Throughout, you see the effects of a country-first patriotism that condones outward anti-Semitism. Communities are vandalized. Slurs are hurled. Detractors of the nationalist agenda are put in the crosshairs of the FBI.
Families are torn apart by politics. Bess is aghast when Evelyn takes up with a politically ambitious rabbi (John Turturro, graduating from Daniel Craig’s Knives Out school for southern accents) who endorses Lindbergh and his policies. It’s a kind of political collateral damage that is certainly recognizable today. And that’s to say nothing of the White House state dinner hosting one of Hilter’s surrogates, with Nazi and American flags hanging proudly next to each other.
“It is easier to comprehend the election of an imaginary President like Charles Lindbergh than an actual President like Donald Trump,” he said. “Lindbergh, despite his Nazi sympathies and racist proclivities, was a great aviation hero who had displayed tremendous physical courage and aeronautical genius in crossing the Atlantic in 1927.”
Lindbergh had character and, to everyone around the world, was the most famous American of his time, he said. Trump, on the other hand, “is just a con artist.”
More than three years have passed since Roth made those comments, and in that time there’s been a tangible escalation in discord, xenophobia, classism, race-baiting, racism, paranoia, delusion, and—perhaps the defining word of our time—polarization.

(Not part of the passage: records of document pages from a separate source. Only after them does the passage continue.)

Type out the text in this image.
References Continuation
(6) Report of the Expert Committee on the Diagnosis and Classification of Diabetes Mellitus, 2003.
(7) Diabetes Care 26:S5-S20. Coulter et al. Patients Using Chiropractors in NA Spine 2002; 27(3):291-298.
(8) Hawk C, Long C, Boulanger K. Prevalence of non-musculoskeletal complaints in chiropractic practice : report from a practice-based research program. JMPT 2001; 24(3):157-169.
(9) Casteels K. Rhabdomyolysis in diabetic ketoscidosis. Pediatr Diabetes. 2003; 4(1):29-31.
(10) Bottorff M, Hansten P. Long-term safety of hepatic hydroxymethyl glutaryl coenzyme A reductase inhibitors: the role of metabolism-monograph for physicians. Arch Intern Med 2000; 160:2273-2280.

There are those tracking fearfully every stage of a civil decline in the pursuit of a faux-patriotic “greatness.” And there are those basking in the delusion of a demagogue’s reign, shades drawn on their conscience so they can enjoy it.
In thinking about the alt-history Roth created, it’s tempting to seize on this idea of a celebrity president and the specific parallels between Trump and the novel’s version of President Lindbergh: how he feeds off the power and attention he drums up by fostering the kind of nationalism that is underwritten by racism.
But it’s also a cautionary tale against certain notions of Americanism, nostalgia, and the very America-first ethos that underscores the Make America Great Again movement. It’s not the figurehead that matters most; it’s the values and the mindset that people want to return to, and the repercussions they’re willing accept because they’re being passed off on other people to bear.
It’s about what happens when a country founded on the idea of moving forward agitates itself into the perceived comfort of falling back. It’s about how deeply personal an individual’s politics are, despite the insistence that this isn’t the case, typically from those who hold positions of power or benefit from it—or those unwilling to empathize or compromise their ideals.
It’s about the unstoppable force of extremism. It’s about the things that are happening in plain sight that we willfully blind ourselves to in order to move on with our own mundanity.
There are many moments to seize on in The Plot Against America’s six episodes, lines of dialogue that resonate so deeply you sit up in your seat, images so disturbing you won’t forget them, or allegories so powerful you both wonder how we got here or maybe even absorb them as marching orders.
But at the crux of it, in our view, is this line from Monty (David Krumholtz), Herman’s brother-in-law, a line that was relevant in the 1940s when The Plot Against America takes place, in 2004 when Roth wrote the book, and certainly now with the release of Simon and Burn’s HBO adaptation.
“These assholes, they’ve always been here,” Monty says. “Now they have permission to crawl out from under their rocks.”